Di sela-sela pekerjaan mereka, Aris bergumam, "Aku nggak percaya ini, tapi kayaknya memang ada perubahan sedikit."
Izzat tersenyum. "Lihat kan? Ini baru permulaan. Kita harus sabar."
Yaka menambahkan, "Kalau kita terus lakukan ini, lama kelamaan kita bisa mempengaruhi orang lain untuk ikut."
Seminggu kemudian, saat mereka kembali ke sungai itu, lebih banyak orang yang bergabung.
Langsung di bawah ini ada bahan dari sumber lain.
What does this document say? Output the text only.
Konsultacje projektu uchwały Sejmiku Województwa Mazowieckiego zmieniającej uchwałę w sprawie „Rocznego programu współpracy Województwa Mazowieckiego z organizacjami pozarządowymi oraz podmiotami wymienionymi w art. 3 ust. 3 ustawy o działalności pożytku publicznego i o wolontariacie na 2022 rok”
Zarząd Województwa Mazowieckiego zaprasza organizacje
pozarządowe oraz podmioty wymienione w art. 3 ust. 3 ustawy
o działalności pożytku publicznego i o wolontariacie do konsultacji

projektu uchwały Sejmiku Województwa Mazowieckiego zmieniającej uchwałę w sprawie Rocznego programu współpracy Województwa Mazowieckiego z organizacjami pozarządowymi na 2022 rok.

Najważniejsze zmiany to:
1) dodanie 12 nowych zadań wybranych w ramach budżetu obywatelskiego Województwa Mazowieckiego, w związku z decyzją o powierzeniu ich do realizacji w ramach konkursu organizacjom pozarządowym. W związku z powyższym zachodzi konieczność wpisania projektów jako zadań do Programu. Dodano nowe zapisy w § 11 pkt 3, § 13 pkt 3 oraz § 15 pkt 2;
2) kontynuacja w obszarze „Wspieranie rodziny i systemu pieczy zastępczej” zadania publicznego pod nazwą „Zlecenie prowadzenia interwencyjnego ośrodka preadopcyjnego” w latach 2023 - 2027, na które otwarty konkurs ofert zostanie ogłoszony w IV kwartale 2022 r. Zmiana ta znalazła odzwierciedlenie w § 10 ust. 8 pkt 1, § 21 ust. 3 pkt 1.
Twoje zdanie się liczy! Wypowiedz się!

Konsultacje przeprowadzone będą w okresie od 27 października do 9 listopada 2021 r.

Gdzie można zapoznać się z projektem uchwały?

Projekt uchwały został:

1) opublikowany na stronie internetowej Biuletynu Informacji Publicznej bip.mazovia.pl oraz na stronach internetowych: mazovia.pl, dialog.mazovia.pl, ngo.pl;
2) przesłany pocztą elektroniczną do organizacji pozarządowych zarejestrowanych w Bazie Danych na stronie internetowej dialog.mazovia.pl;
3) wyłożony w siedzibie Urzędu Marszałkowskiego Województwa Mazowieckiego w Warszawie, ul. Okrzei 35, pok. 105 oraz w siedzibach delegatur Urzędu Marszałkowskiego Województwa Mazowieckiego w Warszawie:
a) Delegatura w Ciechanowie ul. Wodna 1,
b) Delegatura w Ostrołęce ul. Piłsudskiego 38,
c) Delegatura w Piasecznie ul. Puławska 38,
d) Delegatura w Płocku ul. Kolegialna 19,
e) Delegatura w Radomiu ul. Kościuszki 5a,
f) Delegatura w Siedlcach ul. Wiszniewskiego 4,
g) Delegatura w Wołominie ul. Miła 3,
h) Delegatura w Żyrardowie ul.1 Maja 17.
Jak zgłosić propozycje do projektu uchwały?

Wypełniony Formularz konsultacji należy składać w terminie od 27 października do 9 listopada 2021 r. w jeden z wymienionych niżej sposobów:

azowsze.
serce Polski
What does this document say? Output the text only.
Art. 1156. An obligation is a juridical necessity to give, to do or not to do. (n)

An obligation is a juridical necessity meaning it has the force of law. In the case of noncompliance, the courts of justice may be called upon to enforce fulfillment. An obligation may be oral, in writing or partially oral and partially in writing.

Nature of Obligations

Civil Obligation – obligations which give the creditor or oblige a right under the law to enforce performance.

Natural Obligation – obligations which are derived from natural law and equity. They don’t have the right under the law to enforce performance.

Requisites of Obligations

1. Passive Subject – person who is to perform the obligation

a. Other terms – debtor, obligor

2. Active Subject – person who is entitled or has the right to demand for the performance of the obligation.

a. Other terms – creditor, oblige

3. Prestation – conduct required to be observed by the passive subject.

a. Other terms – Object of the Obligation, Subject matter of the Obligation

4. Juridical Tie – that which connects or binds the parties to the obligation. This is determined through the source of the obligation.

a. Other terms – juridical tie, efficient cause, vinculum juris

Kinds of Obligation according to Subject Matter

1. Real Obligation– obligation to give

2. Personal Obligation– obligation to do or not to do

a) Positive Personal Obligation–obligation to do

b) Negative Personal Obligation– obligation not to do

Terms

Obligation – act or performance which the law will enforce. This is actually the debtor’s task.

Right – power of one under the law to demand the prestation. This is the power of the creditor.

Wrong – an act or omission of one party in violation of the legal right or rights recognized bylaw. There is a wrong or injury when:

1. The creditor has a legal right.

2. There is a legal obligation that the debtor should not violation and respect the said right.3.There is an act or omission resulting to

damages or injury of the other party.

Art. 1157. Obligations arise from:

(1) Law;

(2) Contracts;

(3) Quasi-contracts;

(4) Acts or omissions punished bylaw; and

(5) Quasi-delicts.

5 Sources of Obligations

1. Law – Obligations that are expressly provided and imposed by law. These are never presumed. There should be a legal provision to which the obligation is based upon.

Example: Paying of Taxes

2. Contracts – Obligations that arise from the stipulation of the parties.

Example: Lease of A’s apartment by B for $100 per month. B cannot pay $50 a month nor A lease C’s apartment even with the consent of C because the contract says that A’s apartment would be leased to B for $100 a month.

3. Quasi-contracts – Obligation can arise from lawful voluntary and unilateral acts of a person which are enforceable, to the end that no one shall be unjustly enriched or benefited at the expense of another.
Orang-orang dari lingkungan sekitar yang awalnya ragu mulai tertarik dengan apa yang dilakukan oleh Izzat dan Yaka. Mereka membawa alat-alat, dan beberapa bahkan mulai menanam pohon di sepanjang tepian sungai.
Yaka, melihat semua orang bekerja dengan antusias, merasa bangga. "Aku tahu kita bisa melakukannya. Lihat, orang-orang mulai sadar. Semua dimulai dari langkah kecil."
Izzat menatap sungai yang mulai bersih dengan harapan baru. "Dulu aku berpikir semua ini sia-sia. Tapi sekarang aku paham, perubahan nggak perlu besar sekaligus. Yang penting, kita nggak berhenti mencoba!"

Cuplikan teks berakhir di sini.